Q&A: Nicholas Carr on 'the big switch' to cloud computing

Author says cloud approach is reliable enough for many apps, but warns about vendor lock-in

Nicholas Carr

Nicholas Carr

In addition to security and reliability, one of the top concerns among IT execs is how to avoid getting locked into a particular vendor's cloud service. Any advice you can share on that?

I think buyers should be worried about lock-in. If we're going to have the kind of interoperability and standardized data formats necessary to ensure fairly easy migration among vendors, it's going to have to be the buyers pushing the vendors to move in that direction. Unless the buyers make that a demand for doing business with a vendor, I fear that we'll see a lot of vendors, even if they talk a good game about standardization, actually pursue strategies to make it hard to get off their clouds, to quote Mick Jagger.

How concerned should CIOs be about the possibility of Microsoft, Google and other heavyweights coming to dominate the cloud?

When we look ahead and try to figure out the ultimate structure of the cloud or the computing utility industry, there are a lot of open questions. But when we look at the infrastructure side, it certainly appears to be a very capital-intensive operation.

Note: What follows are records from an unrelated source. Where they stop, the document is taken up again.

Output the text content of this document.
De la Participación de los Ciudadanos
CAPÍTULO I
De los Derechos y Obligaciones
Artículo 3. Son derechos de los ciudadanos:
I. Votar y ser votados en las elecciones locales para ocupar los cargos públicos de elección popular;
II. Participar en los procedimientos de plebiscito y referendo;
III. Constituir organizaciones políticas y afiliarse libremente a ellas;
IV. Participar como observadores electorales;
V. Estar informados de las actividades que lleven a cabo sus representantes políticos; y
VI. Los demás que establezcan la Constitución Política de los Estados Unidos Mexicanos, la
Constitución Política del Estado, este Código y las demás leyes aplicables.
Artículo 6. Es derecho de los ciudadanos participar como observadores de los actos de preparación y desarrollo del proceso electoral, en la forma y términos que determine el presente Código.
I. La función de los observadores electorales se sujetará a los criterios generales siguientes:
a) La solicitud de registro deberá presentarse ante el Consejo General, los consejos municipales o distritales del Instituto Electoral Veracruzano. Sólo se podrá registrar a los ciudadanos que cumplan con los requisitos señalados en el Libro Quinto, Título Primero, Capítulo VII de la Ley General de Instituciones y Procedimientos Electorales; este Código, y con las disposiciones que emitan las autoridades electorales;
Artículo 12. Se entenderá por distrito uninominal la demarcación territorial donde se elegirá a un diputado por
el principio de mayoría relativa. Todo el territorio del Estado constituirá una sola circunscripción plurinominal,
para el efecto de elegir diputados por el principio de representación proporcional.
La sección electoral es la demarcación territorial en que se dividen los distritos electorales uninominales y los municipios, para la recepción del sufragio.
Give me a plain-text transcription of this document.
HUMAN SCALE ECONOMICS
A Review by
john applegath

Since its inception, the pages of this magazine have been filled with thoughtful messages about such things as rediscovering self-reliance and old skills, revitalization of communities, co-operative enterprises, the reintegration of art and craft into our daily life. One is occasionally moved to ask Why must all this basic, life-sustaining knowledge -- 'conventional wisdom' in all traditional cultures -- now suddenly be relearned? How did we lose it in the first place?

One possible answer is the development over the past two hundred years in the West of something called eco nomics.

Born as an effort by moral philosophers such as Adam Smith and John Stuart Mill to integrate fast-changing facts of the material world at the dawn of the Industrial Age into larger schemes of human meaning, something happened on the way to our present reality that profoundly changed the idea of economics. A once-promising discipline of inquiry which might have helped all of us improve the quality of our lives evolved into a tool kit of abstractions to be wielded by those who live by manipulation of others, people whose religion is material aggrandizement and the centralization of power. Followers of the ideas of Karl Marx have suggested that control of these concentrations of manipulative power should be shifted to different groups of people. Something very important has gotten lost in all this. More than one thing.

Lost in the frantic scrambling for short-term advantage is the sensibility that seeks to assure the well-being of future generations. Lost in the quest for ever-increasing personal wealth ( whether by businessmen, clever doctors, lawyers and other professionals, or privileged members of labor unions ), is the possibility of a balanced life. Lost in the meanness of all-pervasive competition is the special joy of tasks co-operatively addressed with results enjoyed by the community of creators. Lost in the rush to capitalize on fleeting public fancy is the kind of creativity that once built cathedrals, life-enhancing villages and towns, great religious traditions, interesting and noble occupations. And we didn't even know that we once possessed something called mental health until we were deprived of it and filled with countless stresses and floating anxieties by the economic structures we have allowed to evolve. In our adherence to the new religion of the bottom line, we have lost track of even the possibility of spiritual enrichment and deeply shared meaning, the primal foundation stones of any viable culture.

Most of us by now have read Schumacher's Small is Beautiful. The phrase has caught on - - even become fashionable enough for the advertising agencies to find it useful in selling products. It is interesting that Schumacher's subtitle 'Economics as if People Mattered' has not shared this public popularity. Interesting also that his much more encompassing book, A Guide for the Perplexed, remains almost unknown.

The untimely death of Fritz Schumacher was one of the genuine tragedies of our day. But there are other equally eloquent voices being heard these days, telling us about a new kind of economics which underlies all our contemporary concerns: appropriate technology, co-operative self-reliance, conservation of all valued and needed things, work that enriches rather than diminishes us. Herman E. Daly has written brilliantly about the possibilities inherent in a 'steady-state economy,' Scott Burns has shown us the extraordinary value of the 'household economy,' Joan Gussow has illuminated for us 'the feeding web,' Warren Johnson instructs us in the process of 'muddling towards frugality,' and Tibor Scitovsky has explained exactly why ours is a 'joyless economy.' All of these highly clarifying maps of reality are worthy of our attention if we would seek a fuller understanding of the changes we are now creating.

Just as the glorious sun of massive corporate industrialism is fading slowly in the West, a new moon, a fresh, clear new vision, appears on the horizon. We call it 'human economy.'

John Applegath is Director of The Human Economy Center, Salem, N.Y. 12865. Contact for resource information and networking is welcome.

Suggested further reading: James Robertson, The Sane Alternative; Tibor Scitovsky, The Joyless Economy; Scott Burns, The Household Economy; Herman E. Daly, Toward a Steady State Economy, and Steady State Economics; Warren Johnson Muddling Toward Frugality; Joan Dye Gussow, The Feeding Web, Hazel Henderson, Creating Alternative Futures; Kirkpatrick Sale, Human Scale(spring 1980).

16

So we're seeing companies like Google and Microsoft spending billions of dollars a year, and that leads me to believe that because of the capital expense of building these networks, there's going to be a relatively small number of suppliers who can afford to build them out.

So that in itself raises some red flags. But another question is, what about the services, the applications that ride on top of that infrastructure? Will that remain sort of a separate business with lots of providers competing? Or will the Googles of the world kind of suck up those applications as well?

So will we see a small set of vendors holding power over both the infrastructure and the applications?

That I don't really know. Regulations will play some part in it -- and also the ability of a company like Google to innovate in a way that's attractive for businesses, which it really hasn't done very much of yet.

How do CIOs go about making "the big switch" without decimating their IT staffs and placing their own jobs at risk?

One of the advantages of the cloud is that it allows you to not only reduce your capital expenditures in IT but to reduce your IT staff. And if it didn't, it wouldn't be that attractive because IT labor costs are such a big part of IT costs. So as CIOs look ahead, they should come to grips with the fact that this may mean that their empire may shrink.